Law is an important part of the environment in which business operates. Time, money and opportunity can be lost through failure to identify the legal factor earlier enough or, indeed, at all. For this reason, any manager should gain familiarity with the basic principles of those major areas of law which impinge upon business activity. When such activity transcends national borders and becomes international, the potential problems involved can escalate. Having an appreciation of the kind of problem that can arise will better equip the manager to avoid or, at least, minimize the potential consequences.

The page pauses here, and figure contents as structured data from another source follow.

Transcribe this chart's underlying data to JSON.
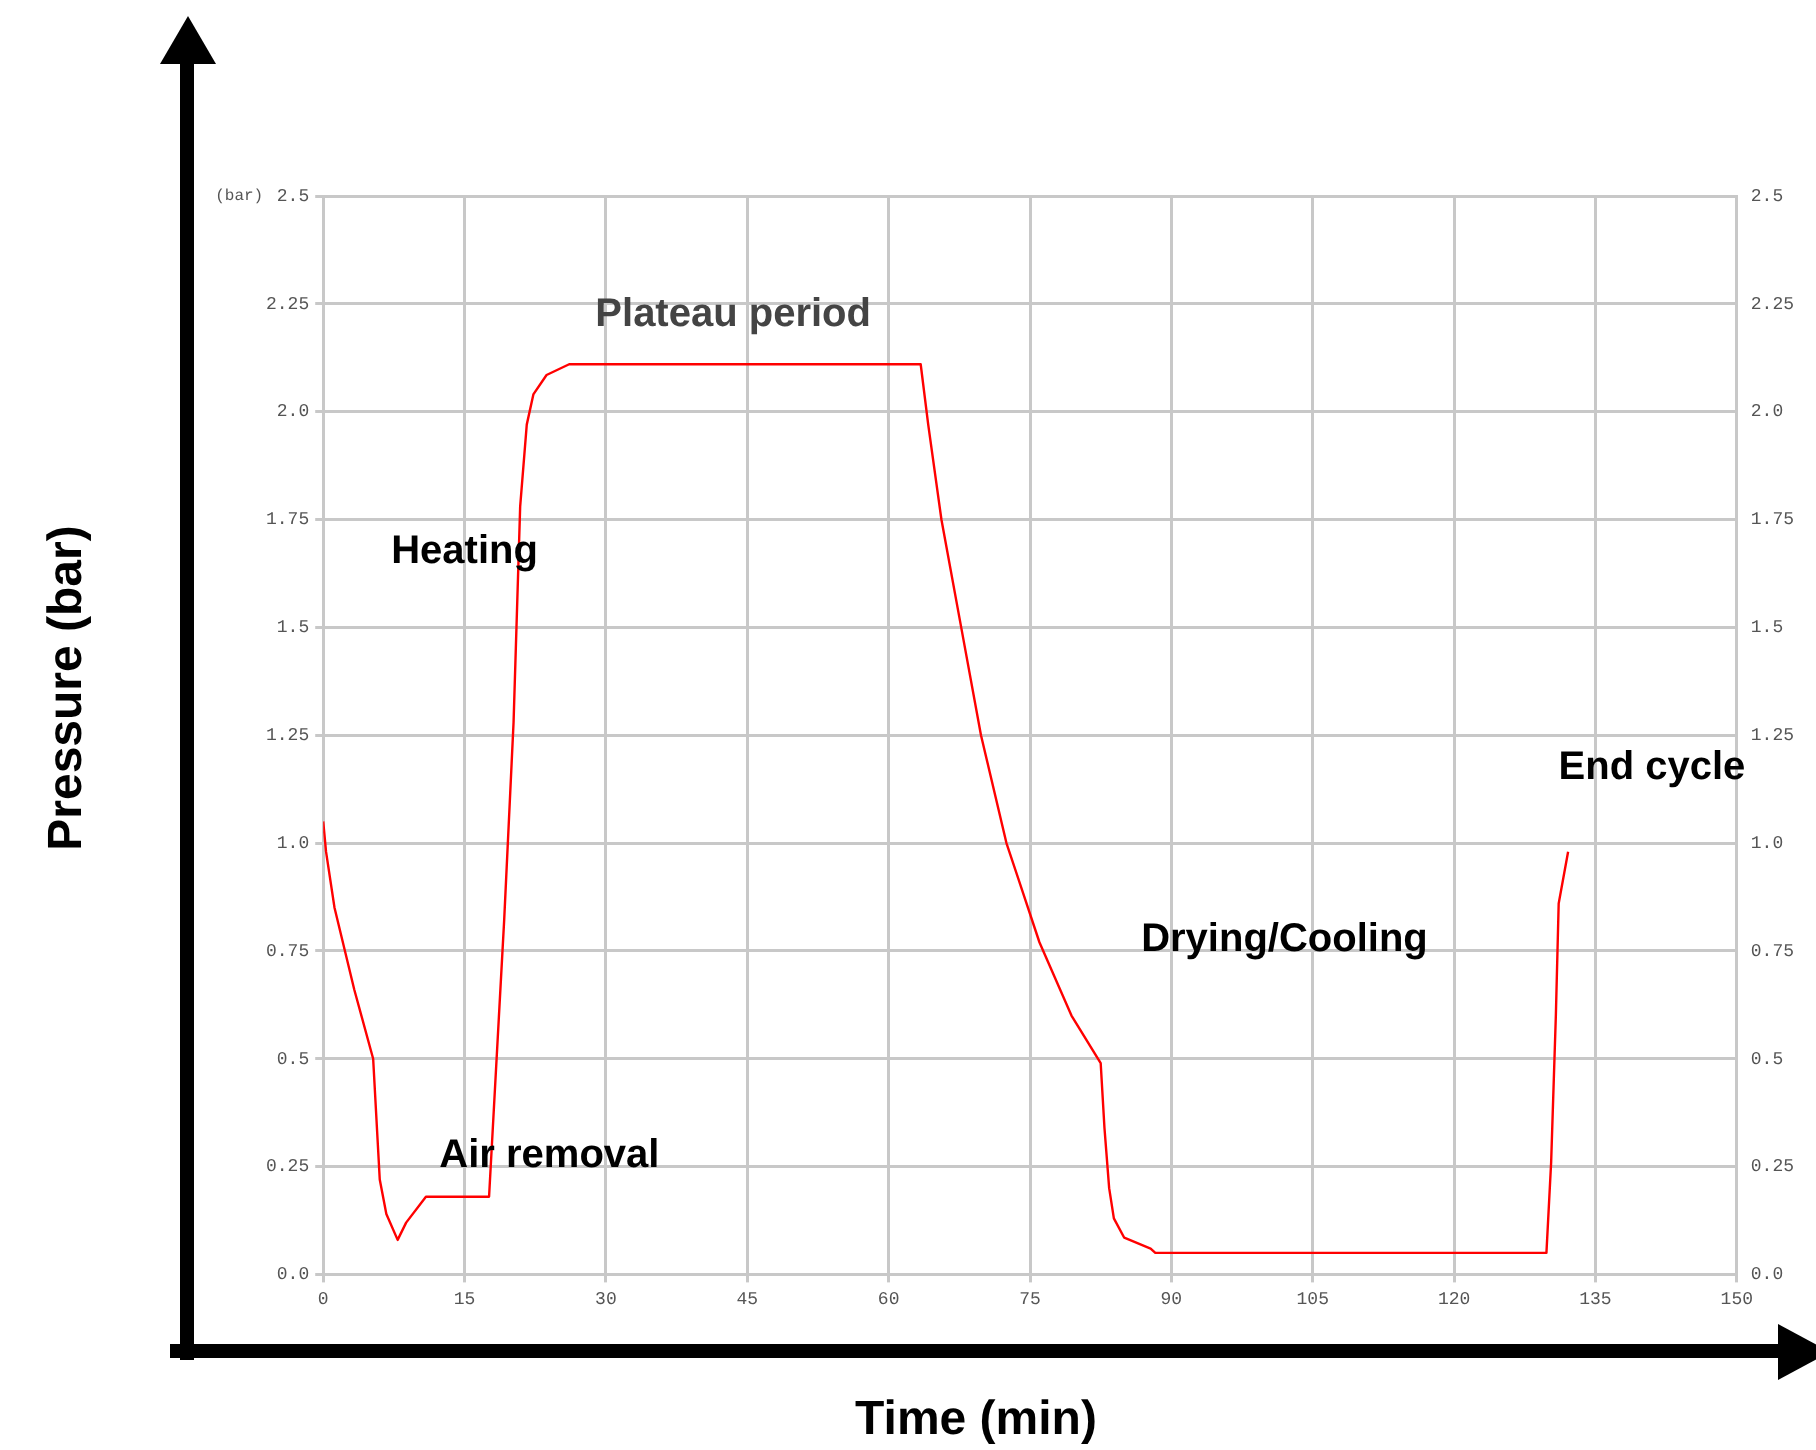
{
  "chart_data": {
    "type": "line",
    "xlabel": "Time (min)",
    "ylabel": "Pressure (bar)",
    "x": [
      0,
      0.3,
      1.2,
      3.3,
      5.3,
      6.0,
      6.7,
      7.9,
      8.8,
      10.9,
      17.6,
      18.1,
      19.2,
      20.2,
      20.9,
      21.6,
      22.3,
      23.7,
      26.1,
      63.4,
      64.2,
      65.6,
      67.7,
      69.8,
      72.5,
      76,
      79.4,
      82.5,
      82.9,
      83.4,
      83.9,
      85,
      87.8,
      88.3,
      129.8,
      130.3,
      130.8,
      131.1,
      132.1
    ],
    "series": [
      {
        "color": "#ff0000",
        "values": [
          1.05,
          0.98,
          0.85,
          0.66,
          0.5,
          0.22,
          0.14,
          0.08,
          0.12,
          0.18,
          0.18,
          0.38,
          0.82,
          1.28,
          1.78,
          1.97,
          2.04,
          2.085,
          2.11,
          2.11,
          1.97,
          1.75,
          1.5,
          1.25,
          1.0,
          0.77,
          0.6,
          0.49,
          0.34,
          0.2,
          0.13,
          0.085,
          0.06,
          0.05,
          0.05,
          0.26,
          0.6,
          0.86,
          0.98
        ]
      }
    ],
    "xlim": [
      0,
      150
    ],
    "xticks": [
      0,
      15,
      30,
      45,
      60,
      75,
      90,
      105,
      120,
      135,
      150
    ],
    "ylim": [
      0,
      2.5
    ],
    "yticks": [
      {
        "value": 0,
        "label": "0.0"
      },
      0.25,
      0.5,
      0.75,
      {
        "value": 1,
        "label": "1.0"
      },
      1.25,
      1.5,
      1.75,
      {
        "value": 2,
        "label": "2.0"
      },
      2.25,
      2.5
    ],
    "y2lim": [
      0,
      2.5
    ],
    "y2ticks": [
      {
        "value": 0,
        "label": "0.0"
      },
      0.25,
      0.5,
      0.75,
      {
        "value": 1,
        "label": "1.0"
      },
      1.25,
      1.5,
      1.75,
      {
        "value": 2,
        "label": "2.0"
      },
      2.25,
      2.5
    ],
    "grid": true,
    "marker": "none",
    "line_style": "solid",
    "legend": false,
    "annotations": [
      "(bar)",
      "Plateau period",
      "Heating",
      "Air removal",
      "Drying/Cooling",
      "End cycle"
    ]
  }
}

It would be neither realistic nor sensible to expect business practitioners to gain legal knowledge approximating to that of the professional lawyer. The expertise of the professional is built upon more than mere knowledge of the law but includes skills of analysis and argument developed through long experience of the law in practice. The aim, therefore, should be to encourage business professionals to acquire an understanding of the law sufficient to enable potential problems to be identified earlier rather than later – the “Red Light” approach. Problems which can be spotted while still embryonic can be more effectively dealt with than if they are allowed to grow. In the latter case, damage limitation may be the only option.
This module focuses on the main issues in commercial law, i.e. employment law, business law, intangible rights and tax law.
- Employment law: analysis of work contracts of common law and characteristics of contracts without any job security – temporary contracts such as the French “CDD”
- Corporate contractual relations (supply side)
- Intangible rights: corporate protection and incentives to create
- European tax systems and mechanisms.
- In a twofold approach students will analyse European law and then national laws and regulations.
- the main characteristics of common law and civil law legal systems;
- European treaties, regulations and directives as sources of law; the direct effect of European law; the role of the European Court of Justice;
- Contract law: formation, contractual terms, frustration and breach, liquidated and unliquidated damages; comparisons between the laws of different countries;
- Standard terms of business and their role in the allocation of commercial risks;
- Law of business organisations: principal distinctions between general partnerships, limited liability partnerships and companies limited by shares; directors’ duties; disqualification and personal liability of directors;
- Contract and tort based product liability
- The single market and the four freedoms
- Competition law: prohibited agreements and abuse of a dominant position;
- Distinction between an agent and an exclusive distributor;
- Incoterms; collection arrangements and documentary credits;
- Methods of international dispute resolution: adr, commercial arbitration, litigation;
- International contracts: problems, jurisdiction, applicable law and enforcement of judgements.